One measure of Productivity is national output divided by labor hours. However, this measure is uncertain and ambiguous in my opinion. This is a traditional productivity measure that does not evaluate productivity sufficiently enough to make the measure meaningful.
Then there are the asymmetric – external- factors that hinder a labor force no matter how efficient the symmetry – straight-line order- in the value supply chains. Asymmetric factors such as poor weather, fiscal and monetary anomalies, and war, stifle GDP. That does not mean the workforce of the country is inefficient. Ukraine is an example of asymmetric factors devastating the economy.

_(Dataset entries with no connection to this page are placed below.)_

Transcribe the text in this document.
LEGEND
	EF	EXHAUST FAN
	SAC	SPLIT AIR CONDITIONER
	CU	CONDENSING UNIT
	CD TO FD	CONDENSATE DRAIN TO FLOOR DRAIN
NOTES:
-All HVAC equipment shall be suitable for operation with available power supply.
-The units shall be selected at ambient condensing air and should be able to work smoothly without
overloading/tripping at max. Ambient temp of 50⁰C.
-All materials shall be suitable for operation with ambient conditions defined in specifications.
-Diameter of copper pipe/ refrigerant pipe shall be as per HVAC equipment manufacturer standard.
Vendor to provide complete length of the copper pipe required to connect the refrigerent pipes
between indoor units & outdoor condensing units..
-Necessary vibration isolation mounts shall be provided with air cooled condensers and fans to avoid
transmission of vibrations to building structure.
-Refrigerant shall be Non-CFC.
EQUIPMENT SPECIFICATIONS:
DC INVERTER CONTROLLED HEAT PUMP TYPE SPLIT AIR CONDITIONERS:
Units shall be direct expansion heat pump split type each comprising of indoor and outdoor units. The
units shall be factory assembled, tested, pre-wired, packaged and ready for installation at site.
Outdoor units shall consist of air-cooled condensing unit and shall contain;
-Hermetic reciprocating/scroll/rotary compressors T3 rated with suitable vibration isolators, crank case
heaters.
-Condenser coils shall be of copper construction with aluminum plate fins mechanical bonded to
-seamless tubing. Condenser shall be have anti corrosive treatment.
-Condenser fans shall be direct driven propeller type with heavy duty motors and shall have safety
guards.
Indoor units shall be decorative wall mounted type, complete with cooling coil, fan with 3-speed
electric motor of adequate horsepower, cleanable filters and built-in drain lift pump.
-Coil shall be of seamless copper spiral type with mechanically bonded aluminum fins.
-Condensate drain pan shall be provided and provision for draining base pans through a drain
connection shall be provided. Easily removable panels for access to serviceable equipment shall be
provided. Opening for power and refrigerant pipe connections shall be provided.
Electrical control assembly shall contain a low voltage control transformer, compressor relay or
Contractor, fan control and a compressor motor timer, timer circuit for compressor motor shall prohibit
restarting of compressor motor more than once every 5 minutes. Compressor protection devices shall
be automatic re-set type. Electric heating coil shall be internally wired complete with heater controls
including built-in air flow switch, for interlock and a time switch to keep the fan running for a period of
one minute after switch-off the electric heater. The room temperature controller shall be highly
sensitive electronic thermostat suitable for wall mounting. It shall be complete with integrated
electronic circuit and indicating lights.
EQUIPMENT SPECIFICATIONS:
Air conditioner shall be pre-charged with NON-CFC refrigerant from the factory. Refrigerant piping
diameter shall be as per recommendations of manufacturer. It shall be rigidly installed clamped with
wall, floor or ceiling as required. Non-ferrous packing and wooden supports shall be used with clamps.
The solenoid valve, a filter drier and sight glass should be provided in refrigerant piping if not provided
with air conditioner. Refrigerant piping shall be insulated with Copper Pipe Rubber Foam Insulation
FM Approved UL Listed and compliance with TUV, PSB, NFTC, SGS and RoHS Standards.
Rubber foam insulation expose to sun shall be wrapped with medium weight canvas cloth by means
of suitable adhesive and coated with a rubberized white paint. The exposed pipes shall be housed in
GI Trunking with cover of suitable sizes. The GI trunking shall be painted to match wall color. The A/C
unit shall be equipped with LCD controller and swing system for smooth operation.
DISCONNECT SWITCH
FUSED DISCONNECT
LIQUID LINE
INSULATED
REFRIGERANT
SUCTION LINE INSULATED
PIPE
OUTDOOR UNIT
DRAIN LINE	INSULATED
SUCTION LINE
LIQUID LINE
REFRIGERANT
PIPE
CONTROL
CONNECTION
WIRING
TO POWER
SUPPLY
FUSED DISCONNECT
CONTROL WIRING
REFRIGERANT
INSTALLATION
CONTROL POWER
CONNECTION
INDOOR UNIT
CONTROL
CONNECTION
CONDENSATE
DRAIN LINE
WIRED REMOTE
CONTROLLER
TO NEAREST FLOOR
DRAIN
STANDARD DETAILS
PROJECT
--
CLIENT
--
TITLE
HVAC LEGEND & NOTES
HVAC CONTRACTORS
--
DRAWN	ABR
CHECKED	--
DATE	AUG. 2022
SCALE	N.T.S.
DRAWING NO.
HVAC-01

GDP measures the total value of products and services produced in the Virgin Islands in terms of revenue only; however, GDP cannot measure productivity effectively, even with knowledge of hours worked in relation to GDP and the unique culture of the workforce.
Productivity is more than rent or revenue earned from this or that economic sector of the Virgin Islands over a specific period. Productivity is the human effort that drives up or down the country’s GDP: its prosperity. Productivity is action focused on achieving specific economic outcomes.
Pursuing productivity is more important to achieving prosperity than simply gazing at increasing GDP.